Button, più adatto a gare conservative, nonostante il quarto posto si è perso: prima letteralmente, entrando nel box sbagliato – quella della Red Bull, forse è un lapsus freudiano… - al momento del primo pit-stop, poi girando, per sua stessa ammissione, con un ritmo troppo blando. Dalla Cina esce comunque una McLaren rilanciata alla grande, che merita applausi per come in sole tre gare ha saputo rovesciare l’esito preoccupante dei test invernali e mettere il sale sulla coda degli Alieni austriaci. Chapeau. A riscattarsi dopo la grande dormita di Sepang è stato anche Nico Rosberg, ottimo in qualifica, brillantissimo in partenza, e poi abile insieme al team ad anticipare i tempi della prima sosta, cambiando le gomme ormai degradate e guadagnando i secondi fondamentali che gli hanno consentito di chiudere quinto, rilanciando le chance della Mercedes.

Stavolta si è battuto come un (maturo) leone anche Schumacher, finito appena dietro alle Ferrari. La Mercedes è ancora lontano rispetto ai migliori, ma qualche segnale di risveglio inizia a darlo, soprattutto per merito dei suoi piloti. Chi ancora non ci capisce nulla è la Ferrari. Lenta in qualifica, inefficace in gara. Lascia un po’ sconcertati il fatto che a Maranello spieghino ora che i risultati ottenuti in galleria del vento non si sono confermati in pista, e solleva preoccupazioni l’incapacità di azzeccare la strategia giusta. Per carità, con una macchina decisamente inferiore, sempre handicappata dalle qualifiche, qualcosa a volte si può e a volte si deve inventare, ma ogni tanto occorrerebbe inventarsela giusta.

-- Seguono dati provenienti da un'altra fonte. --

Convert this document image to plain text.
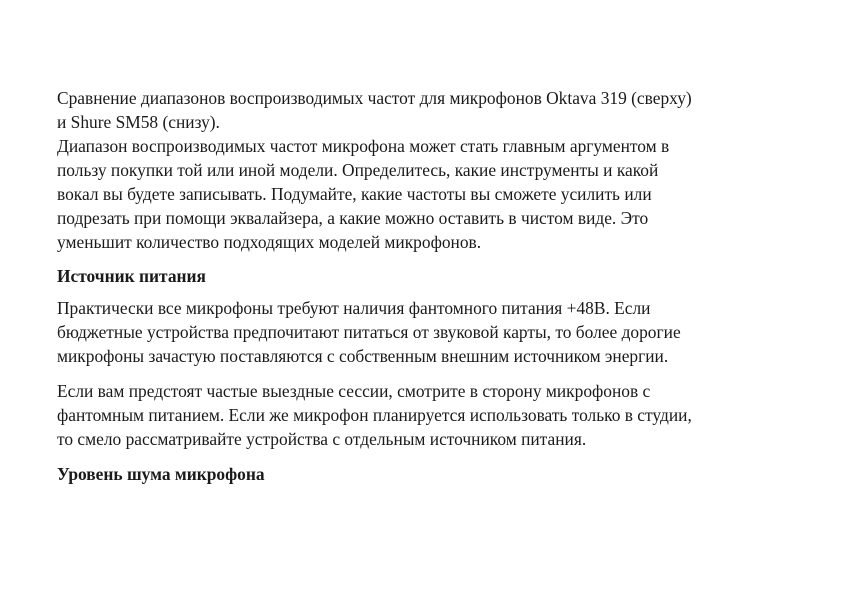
Сравнение диапазонов воспроизводимых частот для микрофонов Oktava 319 (сверху)
и Shure SM58 (снизу).
Диапазон воспроизводимых частот микрофона может стать главным аргументом в
пользу покупки той или иной модели. Определитесь, какие инструменты и какой
вокал вы будете записывать. Подумайте, какие частоты вы сможете усилить или
подрезать при помощи эквалайзера, а какие можно оставить в чистом виде. Это
уменьшит количество подходящих моделей микрофонов.

Источник питания

Практически все микрофоны требуют наличия фантомного питания +48В. Если
бюджетные устройства предпочитают питаться от звуковой карты, то более дорогие
микрофоны зачастую поставляются с собственным внешним источником энергии.

Если вам предстоят частые выездные сессии, смотрите в сторону микрофонов с
фантомным питанием. Если же микрофон планируется использовать только в студии,
то смело рассматривайте устройства с отдельным источником питания.

Уровень шума микрофона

Invece, anche stavolta le Rosse – addirittura prime con un Massa finalmente più incisivo a metà gara – alla fine hanno pagato lo scotto di un azzardo, due soste, come Vettel. Forse fatto più per disperazione che per tentare veramente di cambiare la situazione. Il problema, molto triste, è che le cilecche del muretto sono una costante degli ultimi tre-quattro anni in casa Ferrari. Dopo l’era Brawn-Byrne-Todt le “stratègie” da punto forte sono diventate il tallone d’Achille di Maranello.

Oggi Martin Whitmarsh, team principal McLaren, ha detto di aver capito che Hamilton avrebbe potuto vincere “quando abbiamo visto che Vettel avrebbe fatto due soste, lì abbiamo intuito che alla Red Bull avevano sbagliato”. Oltre al cuore caldo nelle gare serve anche una mente fredda. Al di fuori delle posizioni di vertice, va registrato che la Renault è andata a punti, ma che a differenza delle prime due gare non ha mai dato l’impressione di poter lottare per il podio. Che Kamui Kobayashi si è confermato grandissimo fighter portando la Sauber al decimo posto, e che Paul Di Resta si avvia a diventare il rookie dell’anno.

Con la sua Force India (scuderia in costante crescita) si è piazzato appena dietro il giapponese della Sauber. Buono, tutto sommato, il 16esimo posto di Heikki Kovalainen con la Lotus, e ancora incoraggiante la prova di Sergio Perez, anche se poi ha esagerato commettendo qualche scorrettezza che gli è costata un drive through ai danni di Nick Heidfeld e soprattutto di Adrian Sutil. La Williams è 13esima con Rubens Barrichello (e 18esima con Pastor Maldonado), ma incassa il colpo nei confronti dei diretti avversari indiani, Virgin e Hispania sempre in fondo allo schieramento, e con la soddisfazione, inedita per la HRT, di aver portato tutte e due le vetture al traguardo. La salvezza, calcisticamente salvando, per loro è questa.